Страшные лица немецких пенсионеров и особенно пенсионерок. На левом берегу, вдоль набережной, расположены художественные музеи — от изобразительных искусств до музея немецкого кино. Босх в Штеделевском институте. Его персонажи — на улицах Франкфурта. Огромная, преимущественно турецкая барахолка на набережной Майна.
Далее, вверх по Майну, — Ашаффенбург. Разрушен во время войны англо-американской авиацией (всего лишь!) на 50 %. Замок — летняя резиденция майнцско-го архиепископа. Из экскурсии по Ашаффенбургу следовало, что при архиепископе коррупция была исключительным источником процветания города. Седьмой голос майнцского архиепископа при выборах императора Священной Римской империи германской нации был решающим. В город перед выборами съезжались представители различных князей и партий с щедрыми дарами. Вывод, который напрашивался, но ни разу не был произнесен вслух (о немецкая политкорректность!): продажность как принцип демократии и католической церкви. Видимо, такие экскурсии должны были иметь большое воспитательное значение. Оказалось, что Ашаффенбург — это еще один «третий Рим». Один из маленьких, захолустных римчиков.

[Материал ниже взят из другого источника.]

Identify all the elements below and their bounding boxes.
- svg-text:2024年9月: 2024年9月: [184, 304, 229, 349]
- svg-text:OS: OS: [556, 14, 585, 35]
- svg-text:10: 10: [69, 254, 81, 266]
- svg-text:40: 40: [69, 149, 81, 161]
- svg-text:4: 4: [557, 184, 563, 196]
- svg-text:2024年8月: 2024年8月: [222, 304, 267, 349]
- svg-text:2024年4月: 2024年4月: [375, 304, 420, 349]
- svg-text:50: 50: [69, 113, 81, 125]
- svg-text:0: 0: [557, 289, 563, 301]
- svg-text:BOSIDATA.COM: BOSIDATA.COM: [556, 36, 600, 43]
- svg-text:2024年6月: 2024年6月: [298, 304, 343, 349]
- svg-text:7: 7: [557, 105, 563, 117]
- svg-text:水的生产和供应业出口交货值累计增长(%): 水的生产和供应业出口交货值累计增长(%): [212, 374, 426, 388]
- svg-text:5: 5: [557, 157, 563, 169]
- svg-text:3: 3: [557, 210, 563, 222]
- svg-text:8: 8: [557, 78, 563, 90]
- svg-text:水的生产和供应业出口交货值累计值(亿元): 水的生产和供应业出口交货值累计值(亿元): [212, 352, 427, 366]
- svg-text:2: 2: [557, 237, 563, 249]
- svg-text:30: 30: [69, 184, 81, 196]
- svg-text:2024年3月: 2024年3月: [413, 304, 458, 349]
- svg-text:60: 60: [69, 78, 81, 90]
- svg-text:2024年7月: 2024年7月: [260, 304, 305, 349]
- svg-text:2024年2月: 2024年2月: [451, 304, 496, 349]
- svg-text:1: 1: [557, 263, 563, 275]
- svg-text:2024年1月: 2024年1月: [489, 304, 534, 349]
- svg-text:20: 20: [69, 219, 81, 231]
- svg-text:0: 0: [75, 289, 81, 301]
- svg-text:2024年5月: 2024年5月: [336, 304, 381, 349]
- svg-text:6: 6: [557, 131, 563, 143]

После посещения замка архиепископа мы с вологодским медиамагнатом Германом Титовым отправились приобщиться к сидру. Иоганн Вольфганг Гёте в «Dichtung und Wahrheit» хвалился, что по молодости выпивал то ли 5, то ли 7 литров сидра — и это не кажется пустой похвальбой после того, как отведаешь напитка. Зона си-дропроизводства и преимущественного сидропотребления ограничивается землей Гессен и простирается по Майну до города ирландских монахов — Вюрцбурга.
В Вюрцбурге я ничего не узнал ни про процент разрушения от американских бомбардировок, ни про сущность и издержки демократии. Небольшой, но очень красивый городок со старинным мостом через Майн со статуями Святого Киллиана и других ирландских монахов. Мы отправились гулять по городу не с экскурсоводом, а с очень симпатичной девушкой-волонтером из Восточной Германии, которая приглянулась одному из сакс-мафиози.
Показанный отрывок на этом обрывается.